Ia tidak kedinginan sejak ia duduk pada sebuah kursi sambil menikmati teh yang ia bikin. Subuh itu masih sepi, sesekali hanya suara sepeda motor yang terdengar melintas di depan rumahnya. “Kamu kenapa?” tanya Bapak saat keluar dari kamar, “Saya tidak apa-apa Pak.” Jawabku. Bapak lalu melangkah ke dapur. “Sepertinya ia hendak ke kamar mandi.” Tebakku dalam hati.

Ia masih duduk di sebuah kursi saat bapaknya kembali dari kamar mandi, “Kalau masuk angin, minta kerokan sama Ibu.” Kata bapak sambil menyingkap gorden pintu berwarna merah tua lalu masuk ke kamarnya. “ya,” jawabku menggampangkan perintahnya. “Aku tidak masuk angin, mungkin cuacanya yang`sedang dingin.” Bantahku dalam hati. Tidak lama kemudian, Ibu keluar dari kamar sepertinya ia juga hendak ke kamar mandi sambil menawarkan untuk mengerik tubuhku, namun aku menolaknya sebab aku yakin kalau tidak masuk angin, lagi pula aku sudah tidak kedinginan.
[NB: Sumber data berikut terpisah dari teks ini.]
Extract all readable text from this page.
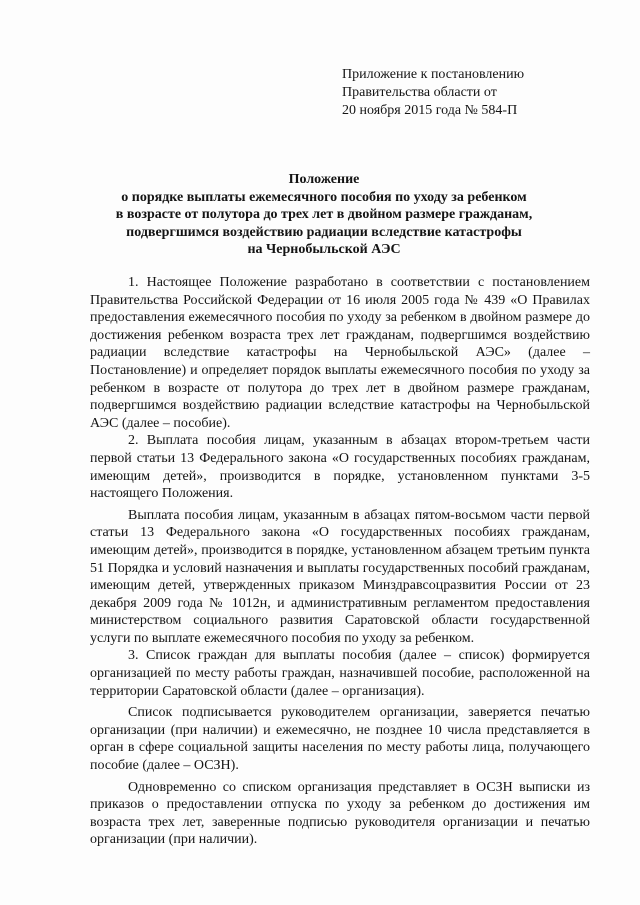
Приложение к постановлению
Правительства области от
20 ноября 2015 года № 584-П
Положение
о порядке выплаты ежемесячного пособия по уходу за ребенком
в возрасте от полутора до трех лет в двойном размере гражданам,
подвергшимся воздействию радиации вследствие катастрофы
на Чернобыльской АЭС

1. Настоящее Положение разработано в соответствии с постановлением Правительства Российской Федерации от 16 июля 2005 года № 439 «О Правилах предоставления ежемесячного пособия по уходу за ребенком в двойном размере до достижения ребенком возраста трех лет гражданам, подвергшимся воздействию радиации вследствие катастрофы на Чернобыльской АЭС» (далее – Постановление) и определяет порядок выплаты ежемесячного пособия по уходу за ребенком в возрасте от полутора до трех лет в двойном размере гражданам, подвергшимся воздействию радиации вследствие катастрофы на Чернобыльской АЭС (далее – пособие).

2. Выплата пособия лицам, указанным в абзацах втором-третьем части первой статьи 13 Федерального закона «О государственных пособиях гражданам, имеющим детей», производится в порядке, установленном пунктами 3-5 настоящего Положения.

Выплата пособия лицам, указанным в абзацах пятом-восьмом части первой статьи 13 Федерального закона «О государственных пособиях гражданам, имеющим детей», производится в порядке, установленном абзацем третьим пункта 51 Порядка и условий назначения и выплаты государственных пособий гражданам, имеющим детей, утвержденных приказом Минздравсоцразвития России от 23 декабря 2009 года № 1012н, и административным регламентом предоставления министерством социального развития Саратовской области государственной услуги по выплате ежемесячного пособия по уходу за ребенком.

3. Список граждан для выплаты пособия (далее – список) формируется организацией по месту работы граждан, назначившей пособие, расположенной на территории Саратовской области (далее – организация).

Список подписывается руководителем организации, заверяется печатью организации (при наличии) и ежемесячно, не позднее 10 числа представляется в орган в сфере социальной защиты населения по месту работы лица, получающего пособие (далее – ОСЗН).

Одновременно со списком организация представляет в ОСЗН выписки из приказов о предоставлении отпуска по уходу за ребенком до достижения им возраста трех лет, заверенные подписью руководителя организации и печатью организации (при наличии).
Semua yang datang pasti akan pergi, dalam beberapa hal akan datang kembali dengan suasana, takaran rasa dan kejadian yang berbeda. Adakah seseorang yang bisa mengukur rasa? Dingin yang sudah pergi telah kembali sejak segelas teh hangat telah habis ia minum. Ia menyerah pada kedinginan dan mengakui kalau masuk angin lalu membangunkan ibu untuk mengerik tubuhnya, “Bu kerokin, sepertinya aku masuk angin.” Kataku dengan muka serius. “tadi ditawari tidak mau.” Jawab Ibu sedikit marah. Aku diam dengan muka serius karena malu, sebenarnya saat itu ingin tertawa mengingat penolakan untuk dikerik tadi.

“Makanya kalau dinasehatin orangtua itu jangan ngeyel, kalau tidur jangan larut malam.” Kata ibu yang sedang mengerik punggungku. “apa coba hubungannya,” gumamku dalam hati keheranan. Sesekali aku mengaduh saat dikerik sebab jarang sekali tubuhku dikerik saat masuk angin, padahal ini adalah caraku untuk menghindar dari nasehatnasehatnya.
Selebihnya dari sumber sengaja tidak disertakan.